The Yanomami has their own way to commemorate the dead people. The Yanomami believe that the spirit world exists parallel to the world of the living. The body disappears, but the soul remains forever. The body must be protected so that the dead can rest in peace so that the soul can be reborn. And there is no better way than… eating the ashes of the deceased, making the bodies of the dead and the living become one.
After drying the body with fire, it was decomposed and later added the powder to a drink. In other regions, one still finds the practice of cremating corpses and eating the charred and crushed bones in a banana pulp is still observed.
Here comes the conflict
It seems like they can maintain their traditional culture and live in harmony for as long as it takes. But one day, a fearless journalist tries to discover untold stories about the Yanomami and surprise them with the touch of civilization.
Enlightened by her way of life, a small group of young indigenous people reach out to connect with her, since they believe “Life begins when you unmask” – they no longer want to wear tribal masks a lot doing the traditional rituals, and they feel an urge to expose to the outside world to do what they really want. However, the majority want to protect their survival with continued solitude.
The tension escalates. At a communal dinner, a quarrel breaks out between the two factions. The faction that wants to give up is determined to leave, separating from their tribe since they could not get to any agreement. The already small population is now even smaller. Those who stay are upset, putting less and less energy into their daily activities. They wonder whether it is right or wrong for them to insist on tradition. Day by day, they wait for the comeback of their loved ones.
Those who leave with the journalist to tell her their stories and experience the modern world, though initially feel happy because they are no longer entangled in the common responsibilities of the tribe, but they can sense that a part of their lives is missing. They miss the time they live with the tribe. Eventually, they choose to go back to reunite with their “big family”.
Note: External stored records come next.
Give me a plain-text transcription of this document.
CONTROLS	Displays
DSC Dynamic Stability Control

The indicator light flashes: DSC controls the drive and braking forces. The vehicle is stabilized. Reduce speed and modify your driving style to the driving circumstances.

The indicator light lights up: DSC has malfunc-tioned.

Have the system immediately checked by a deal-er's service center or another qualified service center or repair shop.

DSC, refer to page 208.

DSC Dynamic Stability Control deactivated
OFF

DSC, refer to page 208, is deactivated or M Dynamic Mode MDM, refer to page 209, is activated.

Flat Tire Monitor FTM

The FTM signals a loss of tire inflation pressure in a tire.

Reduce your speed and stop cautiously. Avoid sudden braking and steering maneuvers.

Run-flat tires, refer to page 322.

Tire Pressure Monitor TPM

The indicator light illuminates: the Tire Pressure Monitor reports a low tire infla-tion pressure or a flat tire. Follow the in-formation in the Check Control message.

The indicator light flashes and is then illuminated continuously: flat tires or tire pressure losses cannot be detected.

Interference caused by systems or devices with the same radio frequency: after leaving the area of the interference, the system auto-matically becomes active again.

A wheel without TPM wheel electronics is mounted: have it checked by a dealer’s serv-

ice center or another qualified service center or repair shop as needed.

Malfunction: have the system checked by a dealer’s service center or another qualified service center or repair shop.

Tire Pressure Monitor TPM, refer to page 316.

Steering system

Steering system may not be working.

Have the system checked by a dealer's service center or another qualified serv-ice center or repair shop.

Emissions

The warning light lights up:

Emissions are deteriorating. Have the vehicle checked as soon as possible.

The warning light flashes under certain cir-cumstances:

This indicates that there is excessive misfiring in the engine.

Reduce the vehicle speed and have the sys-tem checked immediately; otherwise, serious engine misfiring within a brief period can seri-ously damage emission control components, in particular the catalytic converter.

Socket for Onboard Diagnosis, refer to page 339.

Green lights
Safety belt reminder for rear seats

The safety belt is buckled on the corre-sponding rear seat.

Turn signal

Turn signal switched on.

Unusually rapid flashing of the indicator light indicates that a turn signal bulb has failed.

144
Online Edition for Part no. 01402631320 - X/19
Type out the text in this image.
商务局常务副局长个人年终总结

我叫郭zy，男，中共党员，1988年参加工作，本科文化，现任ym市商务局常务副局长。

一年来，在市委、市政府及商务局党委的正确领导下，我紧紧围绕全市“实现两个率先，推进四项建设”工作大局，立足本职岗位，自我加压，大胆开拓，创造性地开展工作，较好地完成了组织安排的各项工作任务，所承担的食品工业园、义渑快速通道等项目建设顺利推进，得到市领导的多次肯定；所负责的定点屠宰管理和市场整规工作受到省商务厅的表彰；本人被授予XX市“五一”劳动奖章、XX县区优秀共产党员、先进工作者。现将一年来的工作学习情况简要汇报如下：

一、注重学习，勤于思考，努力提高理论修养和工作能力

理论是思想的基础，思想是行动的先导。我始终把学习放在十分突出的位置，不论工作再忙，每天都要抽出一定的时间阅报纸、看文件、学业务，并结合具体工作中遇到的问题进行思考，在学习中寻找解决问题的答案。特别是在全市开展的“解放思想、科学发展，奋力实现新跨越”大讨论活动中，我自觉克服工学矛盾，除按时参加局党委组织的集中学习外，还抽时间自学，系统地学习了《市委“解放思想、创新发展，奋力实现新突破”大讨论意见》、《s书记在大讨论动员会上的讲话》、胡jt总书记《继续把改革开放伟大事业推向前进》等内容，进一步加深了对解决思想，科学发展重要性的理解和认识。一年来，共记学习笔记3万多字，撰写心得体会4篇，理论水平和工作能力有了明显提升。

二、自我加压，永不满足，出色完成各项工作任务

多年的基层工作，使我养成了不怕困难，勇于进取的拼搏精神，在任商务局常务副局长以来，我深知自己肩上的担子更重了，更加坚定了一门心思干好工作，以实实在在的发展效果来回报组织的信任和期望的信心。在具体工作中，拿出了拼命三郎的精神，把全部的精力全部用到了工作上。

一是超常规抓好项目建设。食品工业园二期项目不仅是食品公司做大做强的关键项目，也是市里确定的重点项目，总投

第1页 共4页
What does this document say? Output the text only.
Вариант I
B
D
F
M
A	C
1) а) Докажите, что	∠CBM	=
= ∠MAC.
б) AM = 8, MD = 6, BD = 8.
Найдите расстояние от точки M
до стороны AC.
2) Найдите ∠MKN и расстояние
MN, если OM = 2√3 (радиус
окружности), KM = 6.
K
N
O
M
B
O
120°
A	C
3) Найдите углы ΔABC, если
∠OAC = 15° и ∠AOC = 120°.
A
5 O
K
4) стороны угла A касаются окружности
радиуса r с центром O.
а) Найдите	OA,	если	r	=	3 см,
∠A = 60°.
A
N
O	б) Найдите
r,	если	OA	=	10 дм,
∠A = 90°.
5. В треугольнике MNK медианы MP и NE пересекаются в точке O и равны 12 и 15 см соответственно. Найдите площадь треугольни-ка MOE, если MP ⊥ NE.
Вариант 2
Together they strive for a brighter future
The two factions sit down to make peace, one faction accepts change and slowly tries out new things. They are amazed by how a smartphone works, how a small object in their hand could perform so much “magic”. They freak out and then laugh out loud at the clothes they try on. Meanwhile, the progressive ones keep on exploring the civilization and agree to spend a certain amount of time every day to maintain the tradition with the tribe.